Ultraviolet light and riboflavin accelerates red blood cell dysfunction in vitro and in a guinea pig transfusion model.

Background: Quality assessment of modified or processed red blood cell (RBC) components, such as pathogen-reduced RBCs, using only in vitro testing may not always be predictive of in vivo performance. Mouse or rat in vivo models are limited by a lack of applicability to certain aspects of human RBC biology. Here, we used a guinea pig model to study the effects of riboflavin combined with UV light on the integrity of RBCs in vitro and following transfusion in vivo.

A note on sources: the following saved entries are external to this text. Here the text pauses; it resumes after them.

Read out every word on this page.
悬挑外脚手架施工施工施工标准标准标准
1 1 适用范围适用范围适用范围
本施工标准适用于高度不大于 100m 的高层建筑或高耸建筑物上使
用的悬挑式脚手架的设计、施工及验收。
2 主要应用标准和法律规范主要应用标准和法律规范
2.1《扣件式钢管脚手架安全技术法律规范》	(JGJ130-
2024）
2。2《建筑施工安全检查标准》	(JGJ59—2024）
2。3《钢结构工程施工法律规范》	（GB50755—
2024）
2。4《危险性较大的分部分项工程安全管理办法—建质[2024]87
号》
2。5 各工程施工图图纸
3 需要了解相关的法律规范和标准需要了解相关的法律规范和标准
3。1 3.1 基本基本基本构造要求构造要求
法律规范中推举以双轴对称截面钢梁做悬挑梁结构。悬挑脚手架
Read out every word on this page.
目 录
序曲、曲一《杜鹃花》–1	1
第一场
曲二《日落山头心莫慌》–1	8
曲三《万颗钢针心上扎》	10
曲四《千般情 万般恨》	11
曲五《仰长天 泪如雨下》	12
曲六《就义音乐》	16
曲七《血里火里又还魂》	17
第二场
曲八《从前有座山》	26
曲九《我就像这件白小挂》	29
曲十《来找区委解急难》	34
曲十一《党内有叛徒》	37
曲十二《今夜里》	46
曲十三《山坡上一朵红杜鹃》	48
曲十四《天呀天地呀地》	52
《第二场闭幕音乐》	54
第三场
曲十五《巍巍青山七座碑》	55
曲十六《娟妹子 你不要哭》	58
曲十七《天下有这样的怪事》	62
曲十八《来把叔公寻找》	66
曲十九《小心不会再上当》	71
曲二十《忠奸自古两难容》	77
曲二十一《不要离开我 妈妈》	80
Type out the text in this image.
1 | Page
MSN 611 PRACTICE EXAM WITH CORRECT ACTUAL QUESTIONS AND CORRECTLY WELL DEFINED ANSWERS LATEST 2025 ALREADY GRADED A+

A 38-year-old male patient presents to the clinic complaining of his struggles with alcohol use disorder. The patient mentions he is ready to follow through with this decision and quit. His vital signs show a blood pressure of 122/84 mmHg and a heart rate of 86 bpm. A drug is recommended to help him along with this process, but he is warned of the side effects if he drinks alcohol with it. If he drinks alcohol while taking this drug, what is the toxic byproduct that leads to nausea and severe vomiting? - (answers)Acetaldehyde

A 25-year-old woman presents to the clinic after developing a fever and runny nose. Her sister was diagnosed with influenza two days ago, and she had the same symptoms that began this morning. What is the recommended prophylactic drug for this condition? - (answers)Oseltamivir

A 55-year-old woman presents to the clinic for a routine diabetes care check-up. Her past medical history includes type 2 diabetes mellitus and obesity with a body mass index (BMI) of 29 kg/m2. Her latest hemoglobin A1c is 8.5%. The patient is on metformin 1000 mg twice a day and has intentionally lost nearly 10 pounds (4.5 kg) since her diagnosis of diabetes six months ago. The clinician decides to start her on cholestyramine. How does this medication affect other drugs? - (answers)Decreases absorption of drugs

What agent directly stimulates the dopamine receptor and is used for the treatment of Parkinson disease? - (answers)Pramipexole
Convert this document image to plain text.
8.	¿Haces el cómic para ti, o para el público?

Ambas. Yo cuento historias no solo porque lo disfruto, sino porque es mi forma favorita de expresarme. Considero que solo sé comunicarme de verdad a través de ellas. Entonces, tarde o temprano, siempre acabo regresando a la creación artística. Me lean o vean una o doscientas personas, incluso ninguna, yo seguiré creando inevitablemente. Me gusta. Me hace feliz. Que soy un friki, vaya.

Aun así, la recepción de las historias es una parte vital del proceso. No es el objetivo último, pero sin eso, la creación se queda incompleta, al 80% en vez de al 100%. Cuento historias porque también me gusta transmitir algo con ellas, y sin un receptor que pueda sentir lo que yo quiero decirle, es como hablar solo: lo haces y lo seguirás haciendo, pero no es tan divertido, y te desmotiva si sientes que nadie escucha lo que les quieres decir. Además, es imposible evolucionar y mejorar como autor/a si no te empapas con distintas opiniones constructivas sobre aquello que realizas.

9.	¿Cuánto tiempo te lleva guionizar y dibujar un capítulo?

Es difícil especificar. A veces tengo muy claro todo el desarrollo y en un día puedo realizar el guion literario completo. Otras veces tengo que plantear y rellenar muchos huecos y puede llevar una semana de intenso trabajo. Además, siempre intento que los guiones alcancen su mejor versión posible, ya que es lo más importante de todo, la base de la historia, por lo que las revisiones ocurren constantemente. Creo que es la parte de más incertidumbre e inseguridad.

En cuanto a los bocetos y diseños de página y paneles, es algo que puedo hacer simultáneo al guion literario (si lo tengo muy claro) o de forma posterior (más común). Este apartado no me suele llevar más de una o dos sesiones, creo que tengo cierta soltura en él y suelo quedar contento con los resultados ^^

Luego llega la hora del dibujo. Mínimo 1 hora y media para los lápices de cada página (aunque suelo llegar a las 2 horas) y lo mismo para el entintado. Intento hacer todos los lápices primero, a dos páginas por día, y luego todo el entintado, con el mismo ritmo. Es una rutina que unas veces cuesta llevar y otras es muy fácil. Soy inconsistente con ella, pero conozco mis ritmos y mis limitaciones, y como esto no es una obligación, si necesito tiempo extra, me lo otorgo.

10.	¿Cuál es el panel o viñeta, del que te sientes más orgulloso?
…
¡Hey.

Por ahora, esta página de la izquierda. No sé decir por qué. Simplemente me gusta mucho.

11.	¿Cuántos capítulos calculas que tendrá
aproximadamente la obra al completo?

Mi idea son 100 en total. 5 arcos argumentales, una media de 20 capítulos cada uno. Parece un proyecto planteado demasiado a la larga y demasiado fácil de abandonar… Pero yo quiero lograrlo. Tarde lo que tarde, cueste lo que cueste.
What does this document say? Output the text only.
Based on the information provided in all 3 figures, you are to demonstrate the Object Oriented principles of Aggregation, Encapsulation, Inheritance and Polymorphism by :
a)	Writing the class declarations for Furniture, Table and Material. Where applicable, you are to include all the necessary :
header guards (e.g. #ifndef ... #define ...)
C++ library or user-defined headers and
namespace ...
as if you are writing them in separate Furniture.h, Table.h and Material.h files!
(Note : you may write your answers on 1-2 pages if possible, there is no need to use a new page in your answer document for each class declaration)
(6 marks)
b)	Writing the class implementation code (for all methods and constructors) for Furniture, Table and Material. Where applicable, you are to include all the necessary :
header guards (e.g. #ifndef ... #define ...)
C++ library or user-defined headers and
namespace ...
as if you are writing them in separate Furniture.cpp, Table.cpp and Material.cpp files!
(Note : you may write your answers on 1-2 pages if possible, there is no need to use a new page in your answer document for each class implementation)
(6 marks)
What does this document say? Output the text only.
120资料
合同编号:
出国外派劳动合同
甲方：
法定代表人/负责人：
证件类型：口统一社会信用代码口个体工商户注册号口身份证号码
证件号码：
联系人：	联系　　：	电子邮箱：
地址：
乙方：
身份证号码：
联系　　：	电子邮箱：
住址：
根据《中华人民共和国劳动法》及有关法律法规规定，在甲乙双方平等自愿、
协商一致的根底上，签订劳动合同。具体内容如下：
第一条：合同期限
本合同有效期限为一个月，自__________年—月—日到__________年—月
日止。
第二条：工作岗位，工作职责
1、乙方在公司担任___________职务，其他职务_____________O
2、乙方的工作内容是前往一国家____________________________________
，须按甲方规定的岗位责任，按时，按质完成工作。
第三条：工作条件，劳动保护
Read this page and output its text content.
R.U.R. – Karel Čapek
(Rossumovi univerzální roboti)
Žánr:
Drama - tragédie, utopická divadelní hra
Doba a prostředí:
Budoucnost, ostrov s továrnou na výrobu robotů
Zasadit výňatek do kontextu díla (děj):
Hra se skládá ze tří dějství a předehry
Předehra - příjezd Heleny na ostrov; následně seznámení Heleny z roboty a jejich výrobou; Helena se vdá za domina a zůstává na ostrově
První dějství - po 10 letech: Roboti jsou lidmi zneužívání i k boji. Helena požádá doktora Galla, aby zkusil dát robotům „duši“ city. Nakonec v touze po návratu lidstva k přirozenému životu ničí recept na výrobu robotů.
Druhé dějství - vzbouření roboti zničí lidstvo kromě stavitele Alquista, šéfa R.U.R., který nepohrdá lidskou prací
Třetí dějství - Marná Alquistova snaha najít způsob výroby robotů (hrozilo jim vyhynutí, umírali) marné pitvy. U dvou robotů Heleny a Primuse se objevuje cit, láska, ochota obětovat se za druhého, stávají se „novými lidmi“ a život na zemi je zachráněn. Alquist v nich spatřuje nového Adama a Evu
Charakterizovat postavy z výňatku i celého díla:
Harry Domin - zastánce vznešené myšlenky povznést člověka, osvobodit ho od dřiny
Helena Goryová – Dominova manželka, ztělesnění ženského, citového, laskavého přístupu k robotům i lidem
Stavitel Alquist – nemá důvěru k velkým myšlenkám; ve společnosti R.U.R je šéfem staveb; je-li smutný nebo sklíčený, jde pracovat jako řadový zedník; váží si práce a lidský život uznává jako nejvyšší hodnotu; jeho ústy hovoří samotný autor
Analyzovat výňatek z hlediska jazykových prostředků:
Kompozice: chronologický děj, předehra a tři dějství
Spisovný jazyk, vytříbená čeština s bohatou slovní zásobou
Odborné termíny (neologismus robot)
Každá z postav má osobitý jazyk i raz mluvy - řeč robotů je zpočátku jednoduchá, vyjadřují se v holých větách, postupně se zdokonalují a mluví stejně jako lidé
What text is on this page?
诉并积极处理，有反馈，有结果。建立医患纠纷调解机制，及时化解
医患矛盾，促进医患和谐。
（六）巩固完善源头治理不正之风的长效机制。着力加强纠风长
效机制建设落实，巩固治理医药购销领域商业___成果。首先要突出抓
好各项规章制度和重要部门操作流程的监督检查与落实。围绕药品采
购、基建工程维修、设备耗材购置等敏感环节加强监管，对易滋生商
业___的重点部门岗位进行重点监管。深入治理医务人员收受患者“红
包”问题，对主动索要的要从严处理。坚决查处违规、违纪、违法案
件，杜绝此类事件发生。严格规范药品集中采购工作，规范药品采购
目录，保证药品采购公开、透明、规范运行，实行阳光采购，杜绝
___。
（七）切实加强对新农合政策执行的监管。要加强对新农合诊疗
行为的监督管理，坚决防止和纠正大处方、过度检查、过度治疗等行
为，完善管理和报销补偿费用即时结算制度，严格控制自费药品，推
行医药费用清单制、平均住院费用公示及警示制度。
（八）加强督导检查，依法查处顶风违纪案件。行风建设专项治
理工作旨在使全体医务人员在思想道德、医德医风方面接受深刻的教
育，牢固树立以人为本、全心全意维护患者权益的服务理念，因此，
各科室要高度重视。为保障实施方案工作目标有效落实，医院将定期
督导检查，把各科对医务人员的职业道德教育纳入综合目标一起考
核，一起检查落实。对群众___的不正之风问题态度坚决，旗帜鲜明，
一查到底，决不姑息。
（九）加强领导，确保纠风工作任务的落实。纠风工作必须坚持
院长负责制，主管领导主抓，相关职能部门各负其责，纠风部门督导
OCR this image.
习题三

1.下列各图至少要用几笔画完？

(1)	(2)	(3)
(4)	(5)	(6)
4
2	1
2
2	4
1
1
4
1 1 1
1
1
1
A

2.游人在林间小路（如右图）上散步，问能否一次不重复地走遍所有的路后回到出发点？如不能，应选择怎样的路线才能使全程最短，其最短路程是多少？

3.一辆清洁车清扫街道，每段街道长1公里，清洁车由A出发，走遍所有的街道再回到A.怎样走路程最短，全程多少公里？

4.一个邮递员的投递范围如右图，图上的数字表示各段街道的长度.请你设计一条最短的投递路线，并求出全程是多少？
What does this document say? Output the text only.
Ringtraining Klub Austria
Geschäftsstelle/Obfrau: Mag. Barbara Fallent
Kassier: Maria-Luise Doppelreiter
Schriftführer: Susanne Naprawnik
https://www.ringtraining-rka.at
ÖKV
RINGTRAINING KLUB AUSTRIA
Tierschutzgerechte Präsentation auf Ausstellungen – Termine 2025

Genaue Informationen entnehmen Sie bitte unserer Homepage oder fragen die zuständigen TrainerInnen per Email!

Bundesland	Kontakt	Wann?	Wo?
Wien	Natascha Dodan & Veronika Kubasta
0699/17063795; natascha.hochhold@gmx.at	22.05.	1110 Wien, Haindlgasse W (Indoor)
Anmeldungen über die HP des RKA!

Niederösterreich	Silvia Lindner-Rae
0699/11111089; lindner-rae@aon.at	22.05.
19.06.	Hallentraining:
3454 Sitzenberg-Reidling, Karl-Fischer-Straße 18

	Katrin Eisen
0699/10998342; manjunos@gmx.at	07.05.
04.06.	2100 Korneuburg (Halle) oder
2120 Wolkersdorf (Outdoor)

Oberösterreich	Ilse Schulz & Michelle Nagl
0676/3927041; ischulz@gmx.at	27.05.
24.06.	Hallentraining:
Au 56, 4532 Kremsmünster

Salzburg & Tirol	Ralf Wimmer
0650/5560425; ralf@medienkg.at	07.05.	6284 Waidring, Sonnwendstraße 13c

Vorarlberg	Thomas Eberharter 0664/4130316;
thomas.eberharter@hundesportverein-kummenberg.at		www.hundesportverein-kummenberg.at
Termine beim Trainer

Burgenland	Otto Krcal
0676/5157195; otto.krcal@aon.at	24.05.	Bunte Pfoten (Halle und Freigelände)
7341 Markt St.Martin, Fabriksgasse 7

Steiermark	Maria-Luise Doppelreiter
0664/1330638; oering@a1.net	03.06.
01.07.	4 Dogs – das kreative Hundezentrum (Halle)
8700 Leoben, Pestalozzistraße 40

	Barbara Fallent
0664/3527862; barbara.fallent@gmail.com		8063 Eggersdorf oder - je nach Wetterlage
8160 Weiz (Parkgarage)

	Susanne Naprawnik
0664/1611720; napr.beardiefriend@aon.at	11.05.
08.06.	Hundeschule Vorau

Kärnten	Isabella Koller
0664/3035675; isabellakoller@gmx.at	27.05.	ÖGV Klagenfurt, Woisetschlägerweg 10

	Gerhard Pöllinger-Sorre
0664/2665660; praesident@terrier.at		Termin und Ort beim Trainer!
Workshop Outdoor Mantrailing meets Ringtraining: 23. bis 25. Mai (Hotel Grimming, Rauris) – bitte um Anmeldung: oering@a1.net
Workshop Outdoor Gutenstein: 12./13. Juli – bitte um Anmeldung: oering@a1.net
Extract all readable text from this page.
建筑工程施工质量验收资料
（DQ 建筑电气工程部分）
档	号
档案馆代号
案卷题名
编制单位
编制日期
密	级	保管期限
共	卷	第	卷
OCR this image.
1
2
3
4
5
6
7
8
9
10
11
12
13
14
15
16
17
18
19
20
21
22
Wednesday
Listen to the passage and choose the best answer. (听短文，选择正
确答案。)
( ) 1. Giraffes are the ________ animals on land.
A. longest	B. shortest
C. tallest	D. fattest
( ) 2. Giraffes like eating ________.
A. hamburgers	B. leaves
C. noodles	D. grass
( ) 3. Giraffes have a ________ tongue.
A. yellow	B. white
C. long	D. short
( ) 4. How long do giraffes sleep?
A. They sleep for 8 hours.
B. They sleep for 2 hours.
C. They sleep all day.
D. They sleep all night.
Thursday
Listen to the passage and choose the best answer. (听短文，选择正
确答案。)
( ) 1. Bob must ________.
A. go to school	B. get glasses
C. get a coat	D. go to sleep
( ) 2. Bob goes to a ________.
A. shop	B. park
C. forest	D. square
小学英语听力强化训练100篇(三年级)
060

Materials and methods: Guinea pig RBCs were collected from whole blood (WB) treated with varying UV doses (10, 20, 40 or 80 J/mL) in the presence of riboflavin (UVR-RBCs). In vitro tests for UVR-RBCs included hemolysis, osmotic fragility, and cellular morphology by scanning electron microscopy. Guinea pigs transfused with one-day post-treatment UVR-RBCs were evaluated for plasma hemoglobin (Hb), non-transferrin bound iron (NTBI), total iron and Perls-detectable hemosiderin deposition in the spleen and kidney, and renal uptake of Hb.

Results: Acute RBC injury was dose dependently accelerated after treatment with UV light in the presence of riboflavin. Aberrant RBC morphology was evident at 20, 40, and 80 J/mL, and membrane lysis with Hb release was prominent at 80 J/mL. Guinea pigs transfused with 40 and 80 J/mL UVR-RBCs showed increased plasma Hb levels, and plasma NTBI was elevated in all UVR-RBC groups (10-80 J/mL). Total iron levels and Perls-hemosiderin staining in spleen and kidney as well as Hb uptake in renal proximal tubules were increased 8 hours post-transfusion with 40 and 80 J/mL UVR-RBCs.

Discussion: UVR-RBCs administered to guinea pigs increased markers of intravascular and extravascular hemolysis in a UV dose-dependent manner. This model may allow for the discrimination of RBC injury during testing of extensively processed RBCs intended for transfusion.